Of course, she still had to exercise some control to prevent the teacher from thinking she was cheating.
At 5:00 PM, all exams ended. The classroom was filled with the buzzing of discussion. Everywhere, top students could be heard debating with each other, along with a bit of discordant Versailles-style humility.
As for the academic slackers, they didn’t go back to the classroom at all. During the two days of monthly exams, supervision wasn’t too strict. Before the newspaper-reading session at 6:20 PM, they could still hang out outside the school for a while.
Li Canglang stood at the classroom door and realized with great embarrassment that she had forgotten where her seat was.
She walked between the seats, identifying things based on personal belongings for quite a while before confirming her spot through a familiar pencil case. She flipped open a book; it was her name.
Li Canglang breathed a sigh of relief and sat down. She raised her eyes to look around and suddenly froze.

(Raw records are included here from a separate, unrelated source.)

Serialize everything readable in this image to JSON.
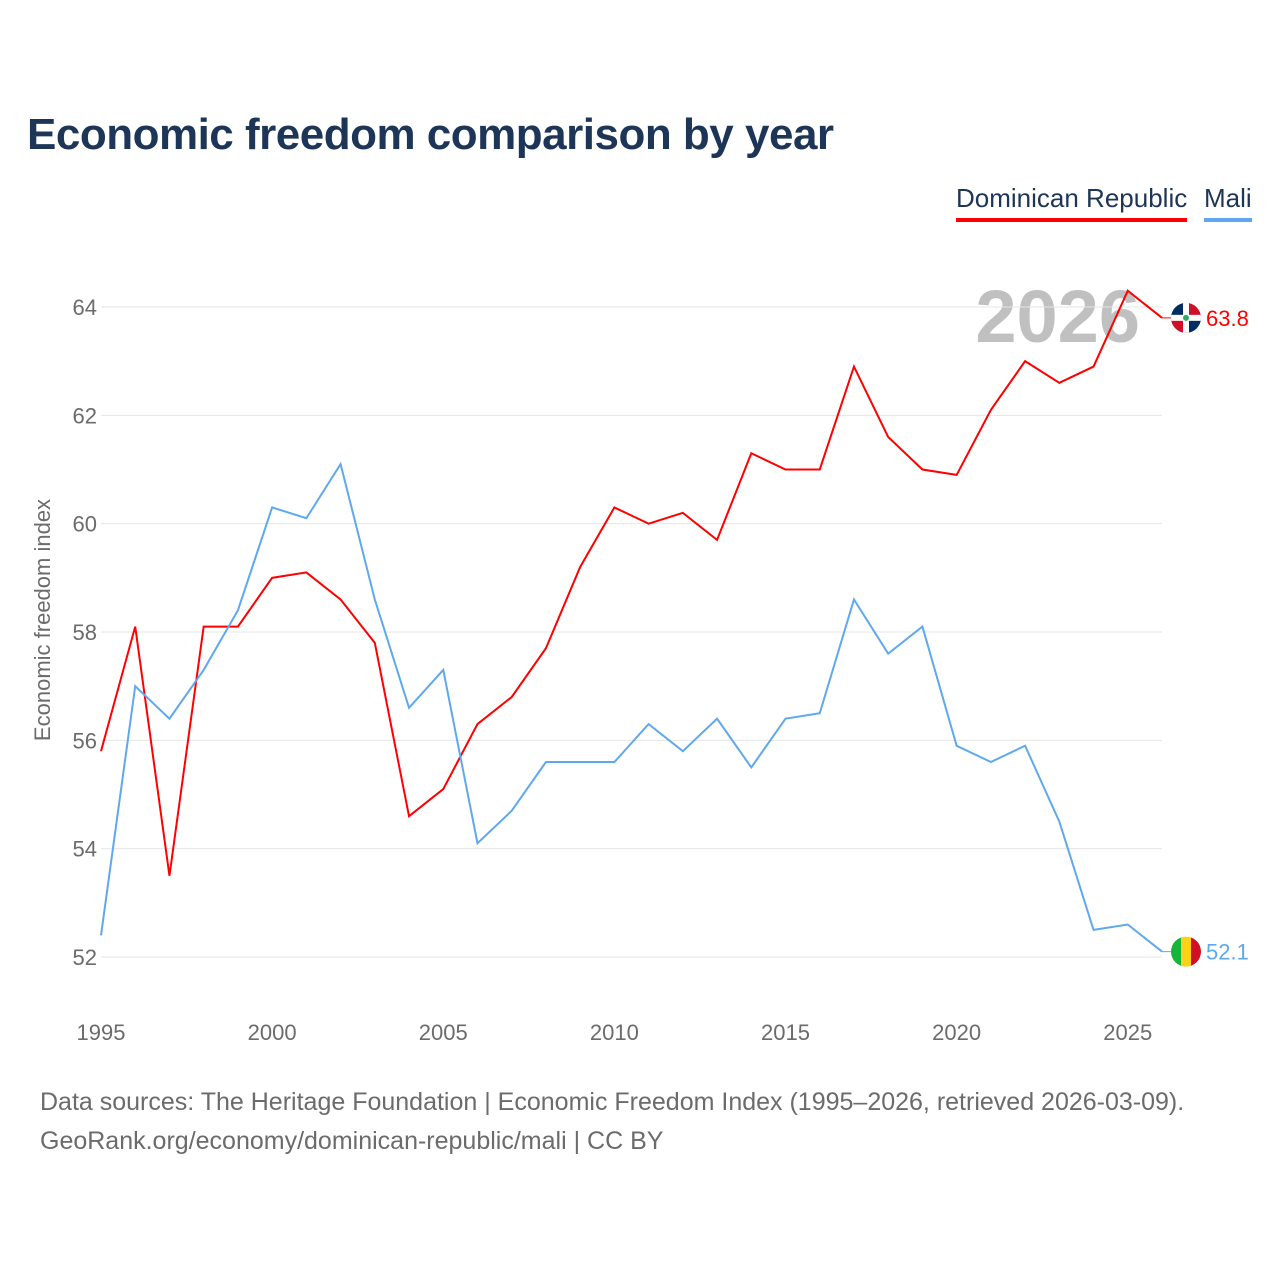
{
  "title": "Economic freedom comparison by year",
  "legend": [
    "Dominican Republic",
    "Mali"
  ],
  "year_watermark": "2026",
  "source_line1": "Data sources: The Heritage Foundation | Economic Freedom Index (1995–2026, retrieved 2026-03-09).",
  "source_line2": "GeoRank.org/economy/dominican-republic/mali | CC BY",
  "chart_data": {
    "type": "line",
    "title": "Economic freedom comparison by year",
    "xlabel": "",
    "ylabel": "Economic freedom index",
    "xlim": [
      1995,
      2026
    ],
    "ylim": [
      52,
      64
    ],
    "x_ticks": [
      1995,
      2000,
      2005,
      2010,
      2015,
      2020,
      2025
    ],
    "y_ticks": [
      52,
      54,
      56,
      58,
      60,
      62,
      64
    ],
    "grid": true,
    "legend_position": "top-right",
    "x": [
      1995,
      1996,
      1997,
      1998,
      1999,
      2000,
      2001,
      2002,
      2003,
      2004,
      2005,
      2006,
      2007,
      2008,
      2009,
      2010,
      2011,
      2012,
      2013,
      2014,
      2015,
      2016,
      2017,
      2018,
      2019,
      2020,
      2021,
      2022,
      2023,
      2024,
      2025,
      2026
    ],
    "series": [
      {
        "name": "Dominican Republic",
        "color": "#ff0000",
        "end_label": "63.8",
        "flag": "dominican-republic-flag",
        "values": [
          55.8,
          58.1,
          53.5,
          58.1,
          58.1,
          59.0,
          59.1,
          58.6,
          57.8,
          54.6,
          55.1,
          56.3,
          56.8,
          57.7,
          59.2,
          60.3,
          60.0,
          60.2,
          59.7,
          61.3,
          61.0,
          61.0,
          62.9,
          61.6,
          61.0,
          60.9,
          62.1,
          63.0,
          62.6,
          62.9,
          64.3,
          63.8
        ]
      },
      {
        "name": "Mali",
        "color": "#5fa8ef",
        "end_label": "52.1",
        "flag": "mali-flag",
        "values": [
          52.4,
          57.0,
          56.4,
          57.3,
          58.4,
          60.3,
          60.1,
          61.1,
          58.6,
          56.6,
          57.3,
          54.1,
          54.7,
          55.6,
          55.6,
          55.6,
          56.3,
          55.8,
          56.4,
          55.5,
          56.4,
          56.5,
          58.6,
          57.6,
          58.1,
          55.9,
          55.6,
          55.9,
          54.5,
          52.5,
          52.6,
          52.1
        ]
      }
    ]
  }
}
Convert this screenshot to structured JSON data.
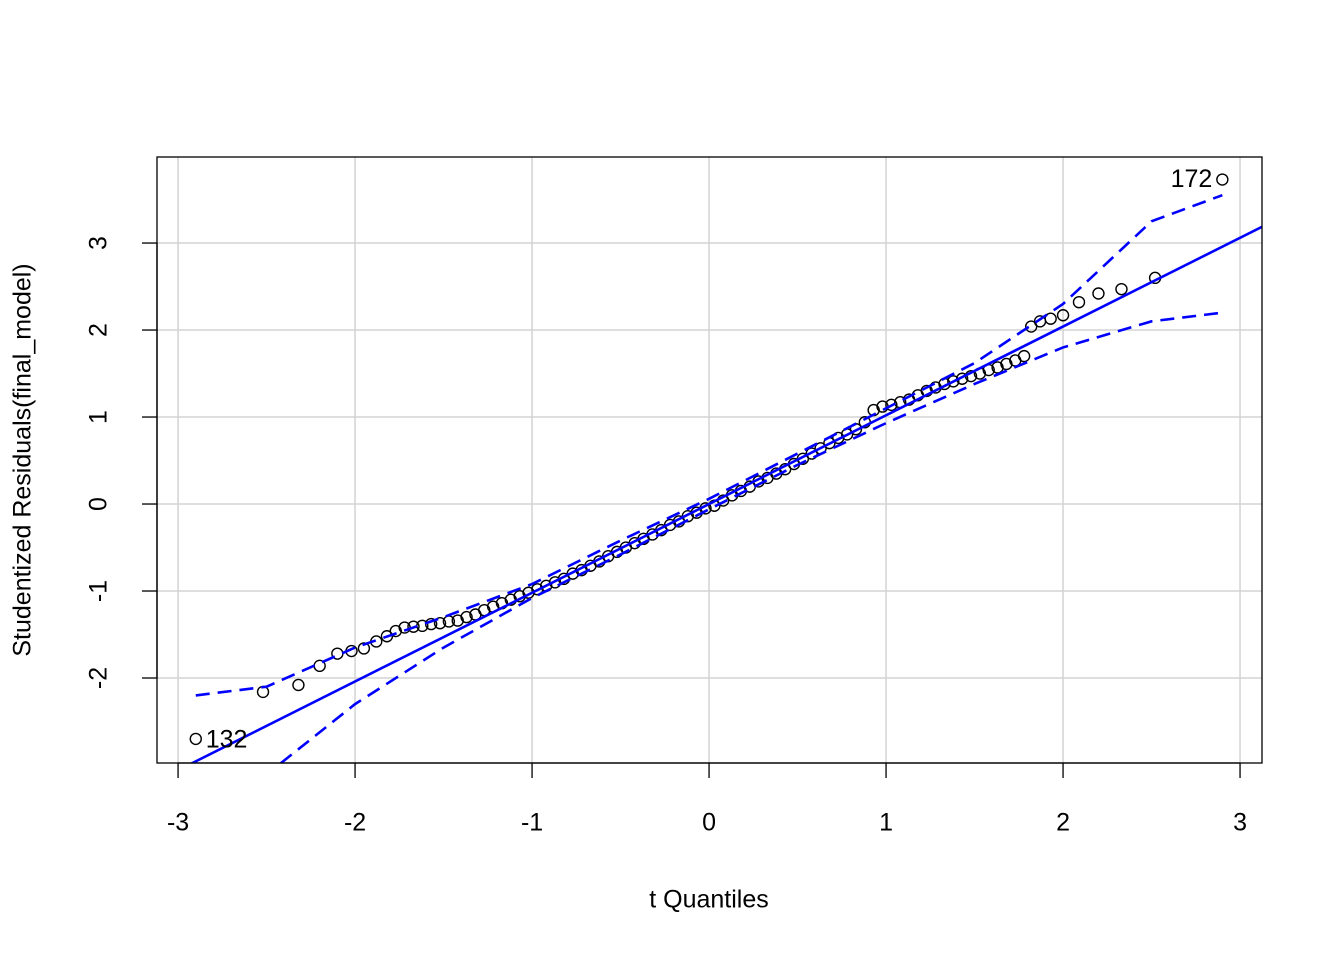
{
  "chart_data": {
    "type": "scatter",
    "x_label": "t Quantiles",
    "y_label": "Studentized Residuals(final_model)",
    "xlim": [
      -3.119,
      3.124
    ],
    "ylim": [
      -2.977,
      3.989
    ],
    "xticks": [
      -3,
      -2,
      -1,
      0,
      1,
      2,
      3
    ],
    "yticks": [
      -2,
      -1,
      0,
      1,
      2,
      3
    ],
    "grid": true,
    "annotations": [
      "132",
      "172"
    ],
    "series": [
      {
        "style": "points",
        "color": "#000000",
        "x": [
          -2.9,
          -2.52,
          -2.32,
          -2.2,
          -2.1,
          -2.02,
          -1.95,
          -1.88,
          -1.82,
          -1.77,
          -1.72,
          -1.67,
          -1.62,
          -1.57,
          -1.52,
          -1.47,
          -1.42,
          -1.37,
          -1.32,
          -1.27,
          -1.22,
          -1.17,
          -1.12,
          -1.07,
          -1.02,
          -0.97,
          -0.92,
          -0.87,
          -0.82,
          -0.77,
          -0.72,
          -0.67,
          -0.62,
          -0.57,
          -0.52,
          -0.47,
          -0.42,
          -0.37,
          -0.32,
          -0.27,
          -0.22,
          -0.17,
          -0.12,
          -0.07,
          -0.02,
          0.03,
          0.08,
          0.13,
          0.18,
          0.23,
          0.28,
          0.33,
          0.38,
          0.43,
          0.48,
          0.53,
          0.58,
          0.63,
          0.68,
          0.73,
          0.78,
          0.83,
          0.88,
          0.93,
          0.98,
          1.03,
          1.08,
          1.13,
          1.18,
          1.23,
          1.28,
          1.33,
          1.38,
          1.43,
          1.48,
          1.53,
          1.58,
          1.63,
          1.68,
          1.73,
          1.78,
          1.82,
          1.87,
          1.93,
          2.0,
          2.09,
          2.2,
          2.33,
          2.52,
          2.9
        ],
        "values": [
          -2.7,
          -2.16,
          -2.08,
          -1.86,
          -1.72,
          -1.69,
          -1.66,
          -1.58,
          -1.52,
          -1.46,
          -1.42,
          -1.41,
          -1.4,
          -1.38,
          -1.37,
          -1.35,
          -1.34,
          -1.3,
          -1.27,
          -1.22,
          -1.18,
          -1.14,
          -1.1,
          -1.06,
          -1.02,
          -0.98,
          -0.94,
          -0.9,
          -0.86,
          -0.8,
          -0.76,
          -0.71,
          -0.66,
          -0.6,
          -0.55,
          -0.5,
          -0.45,
          -0.4,
          -0.35,
          -0.3,
          -0.24,
          -0.2,
          -0.14,
          -0.1,
          -0.05,
          -0.02,
          0.04,
          0.1,
          0.15,
          0.2,
          0.26,
          0.3,
          0.35,
          0.4,
          0.46,
          0.52,
          0.58,
          0.64,
          0.7,
          0.76,
          0.8,
          0.86,
          0.94,
          1.08,
          1.12,
          1.14,
          1.17,
          1.2,
          1.25,
          1.3,
          1.34,
          1.38,
          1.41,
          1.44,
          1.47,
          1.5,
          1.54,
          1.57,
          1.61,
          1.65,
          1.7,
          2.04,
          2.1,
          2.13,
          2.17,
          2.32,
          2.42,
          2.47,
          2.6,
          3.73
        ]
      },
      {
        "style": "line",
        "color": "#0000ff",
        "x": [
          -3.2,
          3.2
        ],
        "values": [
          -3.264,
          3.264
        ]
      },
      {
        "style": "dashed",
        "color": "#0000ff",
        "x": [
          -2.9,
          -2.5,
          -2.0,
          -1.5,
          -1.0,
          -0.5,
          0,
          0.5,
          1.0,
          1.5,
          2.0,
          2.5,
          2.9
        ],
        "values": [
          -2.2,
          -2.1,
          -1.65,
          -1.3,
          -0.92,
          -0.42,
          0.06,
          0.58,
          1.1,
          1.62,
          2.3,
          3.25,
          3.55
        ]
      },
      {
        "style": "dashed",
        "color": "#0000ff",
        "x": [
          -2.42,
          -2.0,
          -1.5,
          -1.0,
          -0.5,
          0,
          0.5,
          1.0,
          1.5,
          2.0,
          2.5,
          2.9
        ],
        "values": [
          -2.98,
          -2.3,
          -1.65,
          -1.08,
          -0.58,
          -0.06,
          0.45,
          0.93,
          1.38,
          1.8,
          2.1,
          2.2
        ]
      }
    ]
  }
}
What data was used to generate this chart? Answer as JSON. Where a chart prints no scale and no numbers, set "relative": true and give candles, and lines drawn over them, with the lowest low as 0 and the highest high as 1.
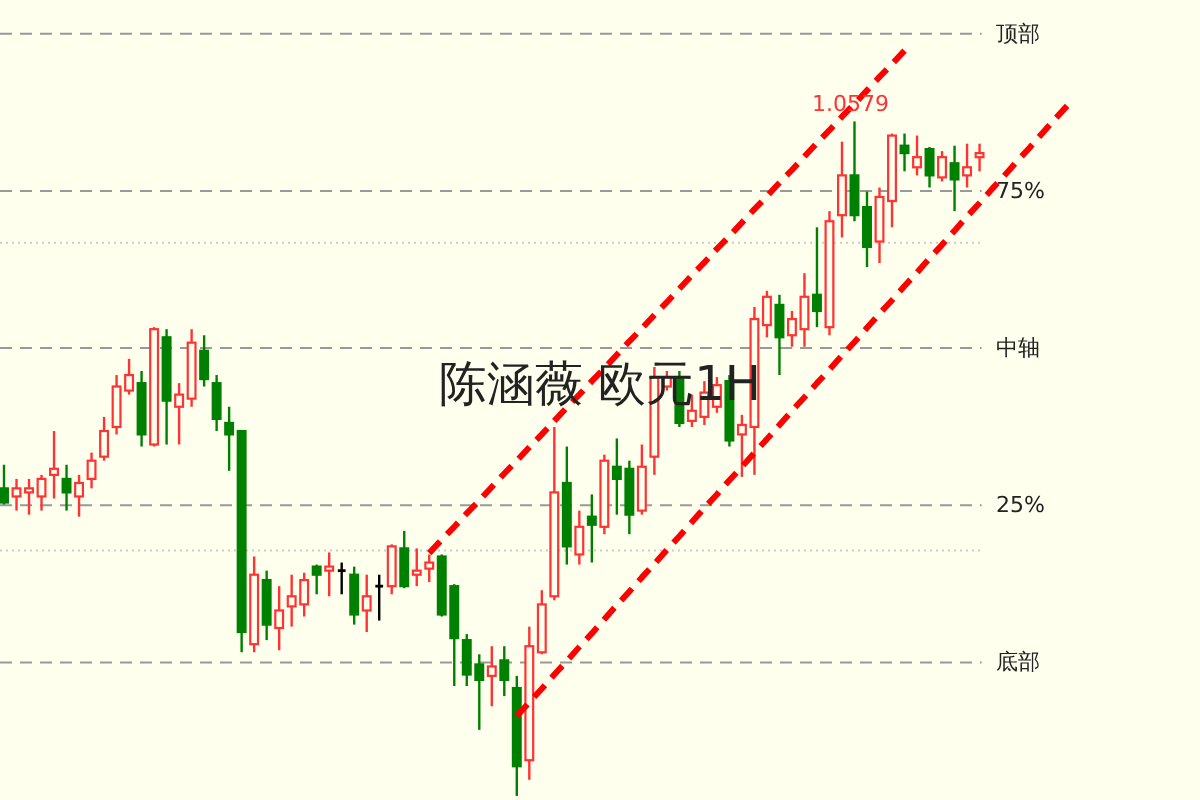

In the brief moment just now, Nan Yang had entered the classroom. She was organizing her papers, saying something with a smile to the student next to her.
In one’s student days, there is always that one girl. She wears a white school uniform with blue trim, her hair tied in a high ponytail—simple and refreshing, needing no further adornment. She is like a budding sunflower in the early morning, vibrant and bathing in the dawn, with dew still clinging to her leaves and branches, attracting all eyes.
Li Canglang watched in silence. Clearly, the last time they met was only yesterday, yet she felt as though this scene belonged to a time long past.